14/09/2007

Ninguém merece a Salvação?

Outro dia estava perto de um amigo no computador e pedi que ele me adicionasse procurando por Marco Teles na busca do orkut, quando vi uma comunidade cujo título era “Fora Marcos Teles”, levei um susto à principio mas logo vi que se tratava de outra pessoa, um político. Não interessa aqui a vida do político, até porque não o conheço, mas isso me fez pensar em alguns fatos de implicação espiritual. Por melhores que sejamos ou tentemos ser, sempre há quem não goste de nós. Assim como ao meu xará, deve ter alguém que gostaria de fazer uma comunidade dessas para mim, isso prova que não somos melhores do que ninguém, e que estamos sujeitos as mesmas críticas pois, temos se não os mesmos pecados, outros pecados, que impedem nossa comunhão perfeita com o próximo.

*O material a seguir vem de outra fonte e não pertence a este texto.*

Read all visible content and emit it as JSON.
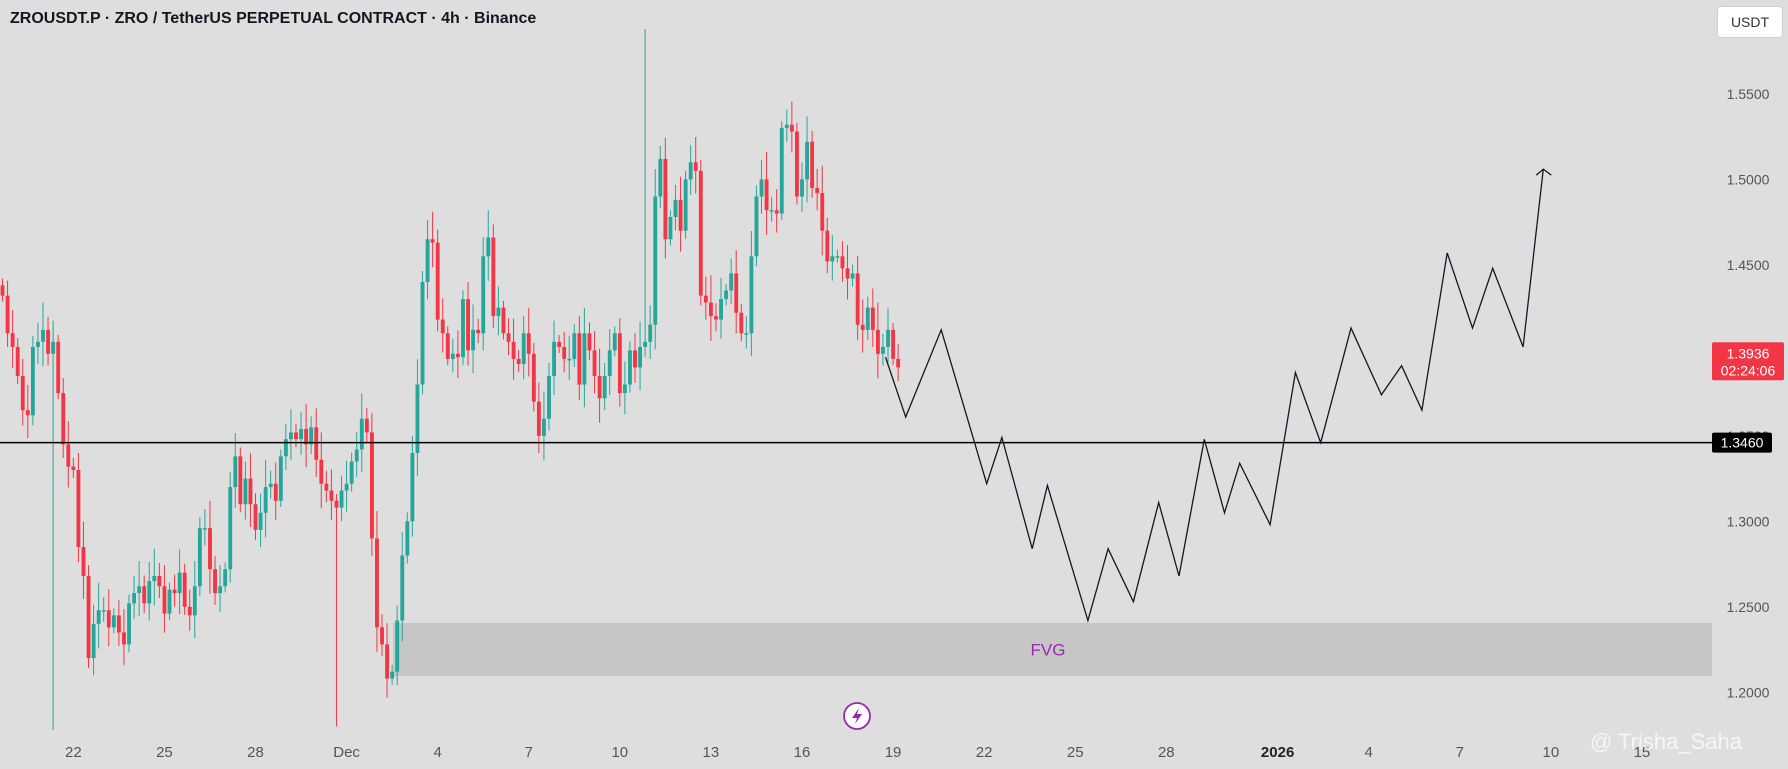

O mundo sempre nos olhará com desprezo, não importa quem nós somos, e sempre admirará aqueles que satisfazem a sua vontade. Esse mundo sempre tentará nos dirigir a fazer a sua vontade, e nem sempre conseguimos vencer essas batalhas entre a carne e o espírito, por vezes caindo, e dando ao mundo argumento para dizer que “não merecemos a salvação” mais do que eles. O interessante é que eles estão certos. Ninguém merece ser salvo mais do que outra pessoa pois “todos pecaram e destituídos estão da glória de Deus” mas Deus, que “amou o mundo de tal maneira” “enviou seu filho unigênito para que todo aquele que nele crê não pereça mas tenha a vida eterna” (João 3.16), nisso reconhecemos nossa pequenez e a insignificância de nossos méritos perante a grande misericórdia de Deus. Esse mesmo Deus nos libertou do peso do pecado nos habilitou a ter comunhão com ele nos concedendo o Espírito Santo, mesmo sendo pecadores, e nos diz que não pequemos de forma dolosa, com intenção maligna e obstinada no coração, mas reconhecendo nossa fragilidade diz que, se pecamos, “temos um advogado perante Deus Pai, Jesus Cristo, o justo” (I João 2.1). Deus não quer que pequemos e nos chama à santificação, mas também não quer que nos embrenhemos pela armadilha do remorso que o mundo tenta lançar sobre nós. Somente um homem arrependido pode alcançar a Salvação, mas não é aquele que se arrepende e se reconcilia uma só vez, é necessário que o arrependimento e reconciliação com Deus sejam constantes em nossa vida, porque nós sabemos que o ato de Salvação feito por Cristo vem pela fé e que é irrevogável apesar de nossa fragilidade.